Terlingua is a funky fork in the road, dusty, deserty and drinky, a kind of badlands of the mind. It’s the only place in Texas, and therefore the only place on earth, where the cowboy, the biker and the hippie are the same guy. It once was a wild (if tiny) border town, with a Don’t Ask, Don’t Tell policy about just about everything, Mexicans and Americans stepping across the unofficial, unpatrolled border all day and all night. That ended with 9/11, of course, and that life went away as quickly as the quicksilver that first put Terlingua on anybody’s map. People do seem to live here, but there are only a handful of actual houses. Most seem to live in campers and lean-to’s, or under rocks. FedEx, I’m told, simply drops packages at Kathy’s Kosmic Kowgirl Kafe – and lets Kathy spread the word of who needs to stop by.
The chili cook-off is amazing, one of two dueling events on the same weekend each November. I opted for the one that traces its heritage back to Texas writer Frank X. Tolbert, whose book A Bowl of Red is the movement’s bible. It says a mouthful about chili culture that my radio interview with the judges was recorded while drinking Republic tequila, Southern Comfort and three brands of beer. And it says a lot about Terlingua that a cowboy who let me take his photo branding a piece of wood and then posing by his chuckwagon with fiddle and bow handed me a card that listed the “Screen Actors Guild.”
I tasted a whole bunch of people’s chili – though nowhere near the 80-plus varieties in competition – and didn’t even stick around to see who won. My heart belongs to Wick Fowler anyway, the late great champion here whose recipe is now sold as a seasoning blend at the supermarket.

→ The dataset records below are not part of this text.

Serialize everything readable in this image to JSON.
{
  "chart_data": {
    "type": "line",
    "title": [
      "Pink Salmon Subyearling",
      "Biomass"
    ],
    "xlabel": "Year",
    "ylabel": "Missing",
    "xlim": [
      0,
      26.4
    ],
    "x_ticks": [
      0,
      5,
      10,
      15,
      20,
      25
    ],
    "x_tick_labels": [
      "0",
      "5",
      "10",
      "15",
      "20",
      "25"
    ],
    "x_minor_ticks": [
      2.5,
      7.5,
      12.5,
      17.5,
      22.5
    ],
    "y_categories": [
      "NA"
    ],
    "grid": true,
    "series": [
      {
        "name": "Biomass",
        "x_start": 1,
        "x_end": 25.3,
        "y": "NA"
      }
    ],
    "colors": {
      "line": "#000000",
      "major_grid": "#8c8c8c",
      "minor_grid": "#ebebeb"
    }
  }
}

Wick and I, when it comes to making chili, we’re like this!
The trip to visit Wendy Lynn Wright in Casa Piedra was every bit as memorable. Only the first seven miles were on a real state highway, branching out from there on a semi-paved ranch road that after 25 miles stopped being semi-paved. After that, it was a cleared track that didn’t quite exist to a town that didn’t exist anymore. Between my Jeep’s GPS, which kept telling me to turn where there was only barbed wire, and Wendy’s directions scribbled onto the back of an envelope, l made it. Wendy fixed me hot peppermint tea and we sat outside making radio about the life that brought her from Syracuse, N.Y., to what little remains of Casa Piedra, Texas. To see some of Wendy’s landscapes, go to www.wendylynnwright.com.
Finally, day after day and night after night, staying at a friend’s casita on the northwest corner of Marfa, my mission became clear. I had come west to cover the Terlingua chili cook-off primarily because that’s the opening scene of my third mystery novel. But why, I asked myself repeatedly, should I get all serious about writing Book 3 (Marfa Blues) when Book 1 (Marfa Shadows) won’t be published until April, and Book 2 (Marfa Rocks) is still just a manuscript in my editor’s hands?
The third book, naturally, features my triumvirate of heroes: Chef Brett, owner of the hip Mesquite restaurant in Marfa, his love interest Meridyth (a local knockout who went to Hollywood and became a movie star) and Brett’s oversized, ever-firearmed “Tonto on steroids” Jud. The plot of Blues concerns the gruesome murder of Texas music icon T.J. “Rattlesnake” Garcia, famous for his 1963 hit “Nothin’ ‘Bout Texas,” who lived as a recluse in Terlingua with some dark secrets indeed. There was also an ex-wife spending his royalties in far-off Manhattan, I slowly came to understand, and oh I know, a daughter who’s a landscape artist – at the end of a long, dusty road in, of course, Casa Piedra.
Early one morning, inspired by the warmth, the comfort and the lovely views from my casita, I got up and did the one thing I’d told myself not to do. I started writing Marfa Blues: “Still half-asleep, Meridyth Morgan and I made love just after sunrise in my new house at the northwest corner of town – a low-lying stucco the color of Dijon mustard with a view across rolling ranchlands to the Davis Mountains. And then we ate cornflakes and milk.”
Really, why write fiction at all if you don’t desperately want to make stuff up?